In tale situazione, la formula applicabile per determinare il canone è: C = iW
Dove:
C è il canone d’affitto;
i è un tasso che riflette il rischio di inadempimento della controparte;
W è il valore dell’azienda.
Il valore dell’azienda (W) può essere calcolato secondo le metodologie accreditate in dottrina e nella pratica professionale che, con particolare riferimento alle procedure concorsuali, sono state oggetto di approfondimento anche dal CNDEC che ha pubblicato un documento al riguardo.
Il saggio “i” può essere determinato facendo riferimento, in via preliminare, al tasso free risk, al costo medio del debito dell’azienda oggetto del contratto d’affitto o al costo del capitale dell’azienda oggetto d’affitto.
Esemplificazioni
Nell’ipotesi di affitto interamente garantito, il rendimento può essere equiparato al rendimento dei titoli di Stato di pari durata (es. 3% annuo). Quindi:
W: 1.000.000
i: 3%
C: 30.000,00
In questo caso, in mancanza di rischio di credito, un canone di affitto congruo potrebbe ammontare a circa euro 30.000,00.

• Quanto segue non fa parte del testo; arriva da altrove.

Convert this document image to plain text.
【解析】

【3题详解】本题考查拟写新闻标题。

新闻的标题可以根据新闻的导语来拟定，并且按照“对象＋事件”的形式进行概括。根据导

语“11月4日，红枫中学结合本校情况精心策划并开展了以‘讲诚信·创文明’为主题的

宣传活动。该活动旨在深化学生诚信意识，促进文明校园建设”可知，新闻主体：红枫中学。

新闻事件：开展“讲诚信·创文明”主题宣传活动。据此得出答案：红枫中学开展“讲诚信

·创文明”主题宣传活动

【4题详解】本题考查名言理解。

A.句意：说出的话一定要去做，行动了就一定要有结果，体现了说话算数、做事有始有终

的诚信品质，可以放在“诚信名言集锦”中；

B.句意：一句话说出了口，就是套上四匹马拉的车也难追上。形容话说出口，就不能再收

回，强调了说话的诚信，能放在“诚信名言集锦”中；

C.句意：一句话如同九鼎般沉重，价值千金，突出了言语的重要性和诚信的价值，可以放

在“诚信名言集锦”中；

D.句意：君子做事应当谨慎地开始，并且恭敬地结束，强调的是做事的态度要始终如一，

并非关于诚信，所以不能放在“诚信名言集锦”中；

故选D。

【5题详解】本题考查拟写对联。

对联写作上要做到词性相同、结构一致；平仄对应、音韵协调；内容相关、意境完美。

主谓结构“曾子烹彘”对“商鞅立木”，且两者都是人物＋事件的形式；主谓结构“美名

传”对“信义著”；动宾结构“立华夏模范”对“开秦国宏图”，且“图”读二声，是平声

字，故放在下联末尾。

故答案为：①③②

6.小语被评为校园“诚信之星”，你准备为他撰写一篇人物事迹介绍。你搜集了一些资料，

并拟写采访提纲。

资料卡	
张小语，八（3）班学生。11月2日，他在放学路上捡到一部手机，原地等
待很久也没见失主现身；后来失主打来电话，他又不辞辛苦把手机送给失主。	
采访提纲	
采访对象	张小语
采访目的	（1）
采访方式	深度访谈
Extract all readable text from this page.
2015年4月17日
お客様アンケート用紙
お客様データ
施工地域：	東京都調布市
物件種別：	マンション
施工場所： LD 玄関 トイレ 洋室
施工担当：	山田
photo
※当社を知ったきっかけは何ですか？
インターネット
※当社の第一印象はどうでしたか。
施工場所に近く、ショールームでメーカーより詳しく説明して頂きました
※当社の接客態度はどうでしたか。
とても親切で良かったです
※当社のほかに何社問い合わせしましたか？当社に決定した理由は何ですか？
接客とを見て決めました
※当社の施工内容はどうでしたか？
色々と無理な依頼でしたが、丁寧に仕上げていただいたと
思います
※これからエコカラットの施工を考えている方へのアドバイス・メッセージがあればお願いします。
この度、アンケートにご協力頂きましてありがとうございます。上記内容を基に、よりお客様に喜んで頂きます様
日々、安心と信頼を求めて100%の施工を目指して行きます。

In mancanza di garanzie, a titolo esemplificativo può essere identificato il tasso di rendimento medio per il mercato italiano stimato dal Prof. Pablo Fernandez per l’anno 2024 (Rf + MRP = 9,7%).
In questo caso:
W: 1.000.000
i: 9,7%
C: 97.000.00
Il tasso di rendimento atteso aumenta in proporzione all’aumento del tasso di rendimento (rectius: di rischio) per la società. Tale tasso dovrà essere determinato in funzione dell’analisi fondamentale e del contesto economico aziendale e complessivo, affinché possa essere accettato dall’affittuario, anche in termini di sostenibilità economica.